Figure 3. Rescue of medio-apical Myo-II in sna-defective embryos by mechanical pulses.

Figure 3

(a) Dynamical imaging of apex size (Spider, Gilgamesh in green) and accumulation of Myo-II (1 μm below, merged in red) in snaRNAi-injected embryos in magnetically stimulated embryos mimicking sna-dependent pulsations in mesoderm cells. Representative of n=3 of the N=5 embryos (P=0.015, exact Fisher test). (b) Quantification on one representative cell of a. (c) Quantification of the apical accumulation of Myo-II at 200 s compared with 0 s in the WT, sna RNAi and sna RNAi magnetically stimulated. N=6 embryos for each condition (P<10−3 for both sna RNAi versus WT and sna RNAi magnetically stimulated). (d) Constriction rate in WT (N=6), versus sna RNAi-injected (N=6, P=0.004), sna RNAi twi RNAi-injected (N=6, P=0.02), twi RNAi (P=0.002) and sna RNAi magnetically stimulated (N=4, P=0.03) embryos. Scale bars, 5 μm.

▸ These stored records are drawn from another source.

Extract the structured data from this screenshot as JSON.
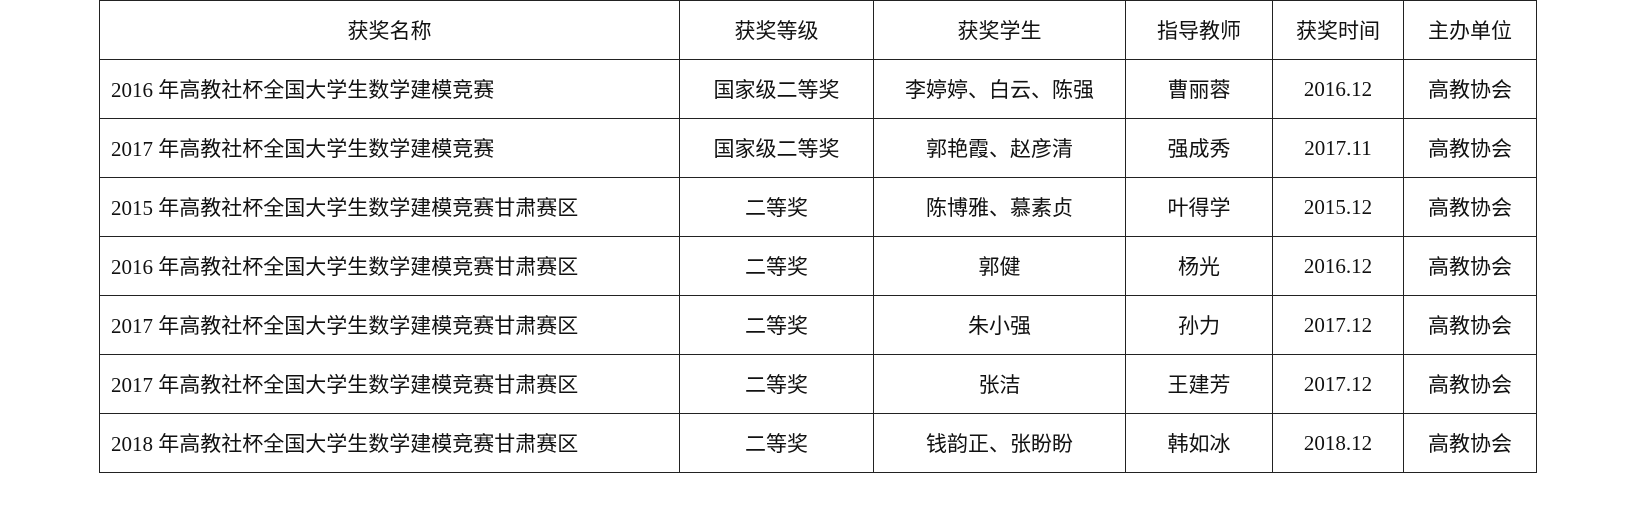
{
  "table": {
    "header": [
      "获奖名称",
      "获奖等级",
      "获奖学生",
      "指导教师",
      "获奖时间",
      "主办单位"
    ],
    "rows": [
      [
        "2016 年高教社杯全国大学生数学建模竞赛",
        "国家级二等奖",
        "李婷婷、白云、陈强",
        "曹丽蓉",
        "2016.12",
        "高教协会"
      ],
      [
        "2017 年高教社杯全国大学生数学建模竞赛",
        "国家级二等奖",
        "郭艳霞、赵彦清",
        "强成秀",
        "2017.11",
        "高教协会"
      ],
      [
        "2015 年高教社杯全国大学生数学建模竞赛甘肃赛区",
        "二等奖",
        "陈博雅、慕素贞",
        "叶得学",
        "2015.12",
        "高教协会"
      ],
      [
        "2016 年高教社杯全国大学生数学建模竞赛甘肃赛区",
        "二等奖",
        "郭健",
        "杨光",
        "2016.12",
        "高教协会"
      ],
      [
        "2017 年高教社杯全国大学生数学建模竞赛甘肃赛区",
        "二等奖",
        "朱小强",
        "孙力",
        "2017.12",
        "高教协会"
      ],
      [
        "2017 年高教社杯全国大学生数学建模竞赛甘肃赛区",
        "二等奖",
        "张洁",
        "王建芳",
        "2017.12",
        "高教协会"
      ],
      [
        "2018 年高教社杯全国大学生数学建模竞赛甘肃赛区",
        "二等奖",
        "钱韵正、张盼盼",
        "韩如冰",
        "2018.12",
        "高教协会"
      ]
    ]
  }
}
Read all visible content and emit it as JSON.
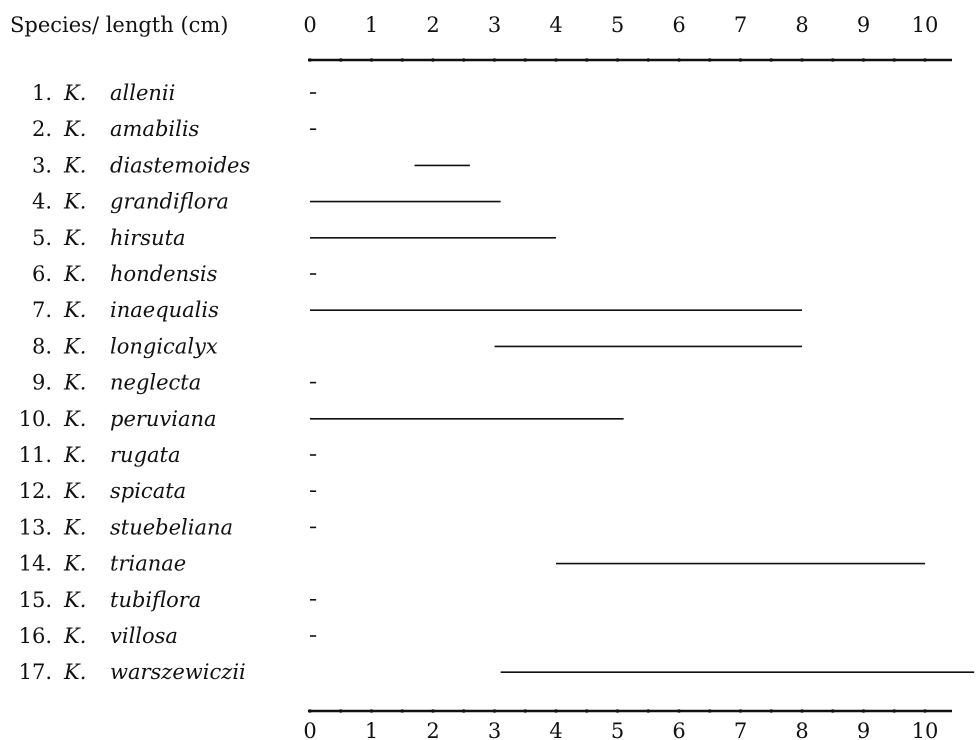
{
  "chart_data": {
    "type": "range",
    "header_label": "Species/ length (cm)",
    "x_ticks": [
      "0",
      "1",
      "2",
      "3",
      "4",
      "5",
      "6",
      "7",
      "8",
      "9",
      "10"
    ],
    "xlim": [
      0,
      10.8
    ],
    "rows": [
      {
        "number": "1.",
        "genus": "K.",
        "epithet": "allenii",
        "start": 0,
        "end": 0.1
      },
      {
        "number": "2.",
        "genus": "K.",
        "epithet": "amabilis",
        "start": 0,
        "end": 0.1
      },
      {
        "number": "3.",
        "genus": "K.",
        "epithet": "diastemoides",
        "start": 1.7,
        "end": 2.6
      },
      {
        "number": "4.",
        "genus": "K.",
        "epithet": "grandiflora",
        "start": 0,
        "end": 3.1
      },
      {
        "number": "5.",
        "genus": "K.",
        "epithet": "hirsuta",
        "start": 0,
        "end": 4.0
      },
      {
        "number": "6.",
        "genus": "K.",
        "epithet": "hondensis",
        "start": 0,
        "end": 0.1
      },
      {
        "number": "7.",
        "genus": "K.",
        "epithet": "inaequalis",
        "start": 0,
        "end": 8.0
      },
      {
        "number": "8.",
        "genus": "K.",
        "epithet": "longicalyx",
        "start": 3.0,
        "end": 8.0
      },
      {
        "number": "9.",
        "genus": "K.",
        "epithet": "neglecta",
        "start": 0,
        "end": 0.1
      },
      {
        "number": "10.",
        "genus": "K.",
        "epithet": "peruviana",
        "start": 0,
        "end": 5.1
      },
      {
        "number": "11.",
        "genus": "K.",
        "epithet": "rugata",
        "start": 0,
        "end": 0.1
      },
      {
        "number": "12.",
        "genus": "K.",
        "epithet": "spicata",
        "start": 0,
        "end": 0.1
      },
      {
        "number": "13.",
        "genus": "K.",
        "epithet": "stuebeliana",
        "start": 0,
        "end": 0.1
      },
      {
        "number": "14.",
        "genus": "K.",
        "epithet": "trianae",
        "start": 4.0,
        "end": 10.0
      },
      {
        "number": "15.",
        "genus": "K.",
        "epithet": "tubiflora",
        "start": 0,
        "end": 0.1
      },
      {
        "number": "16.",
        "genus": "K.",
        "epithet": "villosa",
        "start": 0,
        "end": 0.1
      },
      {
        "number": "17.",
        "genus": "K.",
        "epithet": "warszewiczii",
        "start": 3.1,
        "end": 10.8
      }
    ]
  }
}
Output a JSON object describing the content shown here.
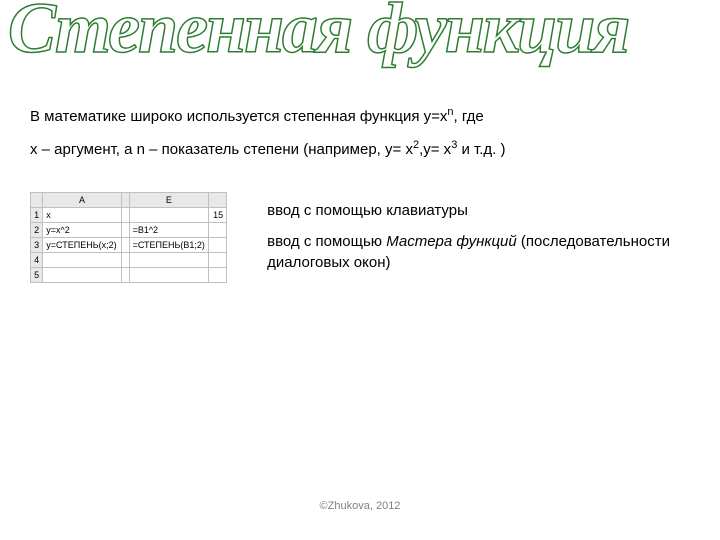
{
  "title": "Степенная функция",
  "paragraph1_a": "В математике широко используется степенная функция y=x",
  "paragraph1_sup": "n",
  "paragraph1_b": ", где",
  "paragraph2_a": "x – аргумент, а n – показатель степени (например, y= x",
  "paragraph2_sup1": "2",
  "paragraph2_mid": ",y= x",
  "paragraph2_sup2": "3",
  "paragraph2_b": " и т.д. )",
  "table": {
    "col_headers": [
      "",
      "A",
      "",
      "E",
      ""
    ],
    "rows": [
      [
        "1",
        "x",
        "",
        "",
        "15"
      ],
      [
        "2",
        "y=x^2",
        "",
        "=B1^2",
        ""
      ],
      [
        "3",
        "y=СТЕПЕНЬ(x;2)",
        "",
        "=СТЕПЕНЬ(B1;2)",
        ""
      ],
      [
        "4",
        "",
        "",
        "",
        ""
      ],
      [
        "5",
        "",
        "",
        "",
        ""
      ]
    ]
  },
  "note1": "ввод с помощью клавиатуры",
  "note2_a": "ввод с помощью ",
  "note2_i": "Мастера функций",
  "note2_b": " (последовательности диалоговых окон)",
  "footer": "©Zhukova,  2012"
}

P values are calculated from the Mann–Whitney test, and error bars are s.e. (e) Spider (Gilgamesh, in green) and Myo-II (in red) cortical submembrane and junctional apical locations in the mesoderm cells of WT, sna RNAi and sna RNAi magnetically stimulated embryos, at t=100s. (f) Myo-II (in green) cortical submembranar and junctional apical locations in the mesoderm cells of WT, halo sna and halo sna magnetically stimulated embryos, at t=100 s. Representative of n=8, n=8 (P<10−3, exact Fisher test) and n=6 embryos (P=7 × 10−3) respectively, of the N=8 embryos observed in each case.